和様の斗栱を模したようでいて古典様式をも意識した窓枠がみられ、単純に和洋折衷様式と断ずることができません。

 

法隆寺建築論』発表から4年後、明治35(1902)年から3年間、伊東忠太は中国、インド、トルコに留学しています。
雲斗・雲肘木などの特徴から法隆寺を日本最古の寺院建築と論証した伊東は、大陸各地の様式を誠実に吸収する独特の眼を持っていたのでしょう。
伝道院のディテールに横溢する異文化混交様式が単なるゲテモノ趣味に陥っていないのは、建築史家として意匠を見切る確かな思想が根底にあったからではないかと思ったりもします。
一方で、辰野金吾のように建築全体としての様式美を追求するよりも、細部の意匠に極端に拘っている点で、「品格」より「異形」さが際立つ結果にもなっているわけですが。

 

伝道院は、周りを囲む幻獣たちを含め、近くで観ても圧倒されます。
しかし、別の意味でもっと驚くのは西本願寺境内からの遠景。
あのドームがしっかり視野に入りこんできます。見たくなくても見えてしまうくらい。その高さが際立っているからです。
いくら当時のオフィスビルとはいえ、西本願寺御影堂門のすぐ延長線上にこんな異形の塔が建つことへの反対がまったくなかったとは信じがたいこと。
そもそもこの建物にはイスラム風ともみえるデザインまでとりこまれています。
インドまでは理解できても、イスラムと仏教は宗教として見た場合、混淆しようがありません。

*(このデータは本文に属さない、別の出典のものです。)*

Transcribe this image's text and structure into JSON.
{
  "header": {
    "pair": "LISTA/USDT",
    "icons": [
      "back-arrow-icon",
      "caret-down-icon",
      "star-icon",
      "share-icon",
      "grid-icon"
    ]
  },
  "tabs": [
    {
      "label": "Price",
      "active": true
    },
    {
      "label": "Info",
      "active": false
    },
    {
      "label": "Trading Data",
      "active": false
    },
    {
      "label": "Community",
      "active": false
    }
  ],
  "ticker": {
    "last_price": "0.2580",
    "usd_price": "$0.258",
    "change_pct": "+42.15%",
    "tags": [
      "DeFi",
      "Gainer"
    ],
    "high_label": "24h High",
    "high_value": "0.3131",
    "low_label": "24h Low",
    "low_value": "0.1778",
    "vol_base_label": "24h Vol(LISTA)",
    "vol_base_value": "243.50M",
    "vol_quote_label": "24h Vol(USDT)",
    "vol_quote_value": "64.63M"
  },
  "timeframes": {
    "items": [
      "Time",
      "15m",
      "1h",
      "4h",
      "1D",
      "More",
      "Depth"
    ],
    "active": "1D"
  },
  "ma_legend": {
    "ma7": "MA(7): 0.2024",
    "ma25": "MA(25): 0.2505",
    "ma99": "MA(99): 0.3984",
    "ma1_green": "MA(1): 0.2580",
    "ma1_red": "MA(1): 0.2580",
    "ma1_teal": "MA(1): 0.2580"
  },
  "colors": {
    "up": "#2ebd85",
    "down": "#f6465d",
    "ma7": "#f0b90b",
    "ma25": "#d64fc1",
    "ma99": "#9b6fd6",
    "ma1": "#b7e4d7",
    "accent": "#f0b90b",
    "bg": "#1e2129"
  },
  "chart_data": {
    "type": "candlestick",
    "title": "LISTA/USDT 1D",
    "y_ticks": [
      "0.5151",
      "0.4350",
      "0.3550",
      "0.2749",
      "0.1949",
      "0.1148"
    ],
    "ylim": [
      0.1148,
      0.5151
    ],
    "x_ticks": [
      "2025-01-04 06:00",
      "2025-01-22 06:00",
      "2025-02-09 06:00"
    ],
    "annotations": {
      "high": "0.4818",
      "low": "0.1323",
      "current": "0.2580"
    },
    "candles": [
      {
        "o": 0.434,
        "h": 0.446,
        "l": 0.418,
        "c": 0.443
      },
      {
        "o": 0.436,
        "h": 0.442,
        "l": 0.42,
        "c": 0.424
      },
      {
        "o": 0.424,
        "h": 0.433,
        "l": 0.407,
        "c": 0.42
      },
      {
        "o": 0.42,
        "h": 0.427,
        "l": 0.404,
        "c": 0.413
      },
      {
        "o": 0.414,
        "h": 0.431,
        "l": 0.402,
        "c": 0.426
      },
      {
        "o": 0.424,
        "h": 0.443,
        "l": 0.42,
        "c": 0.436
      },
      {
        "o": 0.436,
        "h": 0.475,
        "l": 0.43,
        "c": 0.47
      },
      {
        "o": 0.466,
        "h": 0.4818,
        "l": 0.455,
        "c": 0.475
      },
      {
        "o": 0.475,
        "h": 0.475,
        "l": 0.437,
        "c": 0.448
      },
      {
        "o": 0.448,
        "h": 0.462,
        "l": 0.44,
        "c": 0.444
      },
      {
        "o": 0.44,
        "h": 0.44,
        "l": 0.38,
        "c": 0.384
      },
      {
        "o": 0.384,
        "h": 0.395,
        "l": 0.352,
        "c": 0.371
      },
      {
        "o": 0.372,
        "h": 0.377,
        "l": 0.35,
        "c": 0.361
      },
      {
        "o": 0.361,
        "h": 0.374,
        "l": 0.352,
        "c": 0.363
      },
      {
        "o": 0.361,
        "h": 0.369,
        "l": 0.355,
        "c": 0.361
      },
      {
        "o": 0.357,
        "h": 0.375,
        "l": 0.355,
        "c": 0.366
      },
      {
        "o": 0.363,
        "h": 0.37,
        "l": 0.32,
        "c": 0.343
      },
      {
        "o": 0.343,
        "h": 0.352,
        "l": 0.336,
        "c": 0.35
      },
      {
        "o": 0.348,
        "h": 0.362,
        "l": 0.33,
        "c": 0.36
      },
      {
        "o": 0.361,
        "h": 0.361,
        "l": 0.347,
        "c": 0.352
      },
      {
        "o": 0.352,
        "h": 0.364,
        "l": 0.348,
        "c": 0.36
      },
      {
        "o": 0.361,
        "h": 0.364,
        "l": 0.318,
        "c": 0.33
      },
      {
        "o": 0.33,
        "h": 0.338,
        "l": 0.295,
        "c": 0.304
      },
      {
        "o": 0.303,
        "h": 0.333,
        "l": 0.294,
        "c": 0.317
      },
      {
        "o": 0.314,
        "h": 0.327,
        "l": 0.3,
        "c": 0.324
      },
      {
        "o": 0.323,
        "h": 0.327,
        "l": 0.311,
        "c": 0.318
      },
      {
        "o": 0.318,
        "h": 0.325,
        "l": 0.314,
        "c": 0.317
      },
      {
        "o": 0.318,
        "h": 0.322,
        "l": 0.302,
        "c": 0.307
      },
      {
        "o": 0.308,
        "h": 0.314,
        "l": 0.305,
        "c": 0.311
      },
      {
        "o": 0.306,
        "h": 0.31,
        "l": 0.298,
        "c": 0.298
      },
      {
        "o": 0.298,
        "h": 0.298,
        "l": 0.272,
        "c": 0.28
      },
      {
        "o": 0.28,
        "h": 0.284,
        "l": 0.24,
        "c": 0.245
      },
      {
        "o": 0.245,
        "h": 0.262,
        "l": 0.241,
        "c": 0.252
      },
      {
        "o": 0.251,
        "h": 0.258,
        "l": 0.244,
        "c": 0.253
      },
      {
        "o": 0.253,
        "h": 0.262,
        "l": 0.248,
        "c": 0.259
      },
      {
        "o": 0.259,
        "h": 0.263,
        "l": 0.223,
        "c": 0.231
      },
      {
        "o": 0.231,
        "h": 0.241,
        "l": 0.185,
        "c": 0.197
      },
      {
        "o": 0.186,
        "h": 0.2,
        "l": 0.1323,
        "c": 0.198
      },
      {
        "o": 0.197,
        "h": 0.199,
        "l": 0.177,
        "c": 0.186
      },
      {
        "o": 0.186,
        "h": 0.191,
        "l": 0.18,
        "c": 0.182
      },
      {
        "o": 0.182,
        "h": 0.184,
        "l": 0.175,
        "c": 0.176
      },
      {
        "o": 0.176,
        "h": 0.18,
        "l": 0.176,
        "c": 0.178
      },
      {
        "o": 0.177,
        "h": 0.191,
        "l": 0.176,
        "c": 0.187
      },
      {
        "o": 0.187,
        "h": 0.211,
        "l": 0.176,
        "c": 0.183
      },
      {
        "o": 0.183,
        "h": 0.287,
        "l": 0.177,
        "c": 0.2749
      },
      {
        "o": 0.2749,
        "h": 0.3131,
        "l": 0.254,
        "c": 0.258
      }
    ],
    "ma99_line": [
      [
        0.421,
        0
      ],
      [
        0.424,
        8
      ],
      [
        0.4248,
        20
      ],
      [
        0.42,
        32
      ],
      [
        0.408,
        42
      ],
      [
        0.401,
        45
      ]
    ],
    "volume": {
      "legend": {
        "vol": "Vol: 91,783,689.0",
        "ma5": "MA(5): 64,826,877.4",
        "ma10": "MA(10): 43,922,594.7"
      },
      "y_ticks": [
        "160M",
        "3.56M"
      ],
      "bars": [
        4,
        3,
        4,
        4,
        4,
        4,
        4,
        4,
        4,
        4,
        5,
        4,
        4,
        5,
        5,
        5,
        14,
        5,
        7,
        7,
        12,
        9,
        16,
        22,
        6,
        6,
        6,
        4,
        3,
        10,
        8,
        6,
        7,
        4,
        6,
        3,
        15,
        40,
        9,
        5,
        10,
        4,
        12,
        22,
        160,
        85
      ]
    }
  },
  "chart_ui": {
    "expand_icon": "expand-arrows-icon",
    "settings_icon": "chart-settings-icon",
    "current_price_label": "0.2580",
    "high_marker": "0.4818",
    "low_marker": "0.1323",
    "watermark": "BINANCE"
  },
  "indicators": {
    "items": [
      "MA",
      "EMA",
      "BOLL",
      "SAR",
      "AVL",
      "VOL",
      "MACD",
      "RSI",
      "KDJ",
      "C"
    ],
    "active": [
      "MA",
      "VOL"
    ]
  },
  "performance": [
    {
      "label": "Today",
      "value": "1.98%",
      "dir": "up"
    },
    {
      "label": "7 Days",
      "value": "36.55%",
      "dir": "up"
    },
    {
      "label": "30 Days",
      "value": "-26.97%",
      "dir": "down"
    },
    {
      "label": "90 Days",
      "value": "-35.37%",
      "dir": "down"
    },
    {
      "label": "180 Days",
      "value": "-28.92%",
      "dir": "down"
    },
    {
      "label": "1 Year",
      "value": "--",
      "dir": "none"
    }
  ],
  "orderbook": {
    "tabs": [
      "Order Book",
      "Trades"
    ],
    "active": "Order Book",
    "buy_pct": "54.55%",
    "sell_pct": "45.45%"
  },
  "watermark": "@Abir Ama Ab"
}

この思い切ったデザインを許したというか、おそらく喜んで受け入れたのが、当時の真宗本願寺派法主大谷光瑞ということになります。
大谷探検隊を率いたこの人は伊東忠太と隊員を介して遭遇。
すぐ意気投合したといわれています。

もともと西本願寺には多様な様式の建物がその境内に包含されています。
重厚な御影堂と阿弥陀堂のすぐ近くに数寄屋造りの国宝飛雲閣
同じく国宝の唐門は桃山様式。
西本願寺には統一された様式の遵守よりも多彩なデザインを飲み込んでしまう懐の深さがあります。
大谷光瑞個人の趣味もあるでしょうけれど、西本願寺自体のこうした姿勢が、伝道院のキッチュな異国趣味を許容した、といえるかもしれません。

築地になぜあんなとてつもないインド風の寺院建築、築地本願寺があるのか。
伝道院を見ればその答えがわかると思います。
ただ、東京の大寺院では流石に全てを法主と建築家の思うがままにはできず、内部の空間造形には和様が採用されています。

重要文化財指定は意外に最近。2014年です(内部は通常非公開)。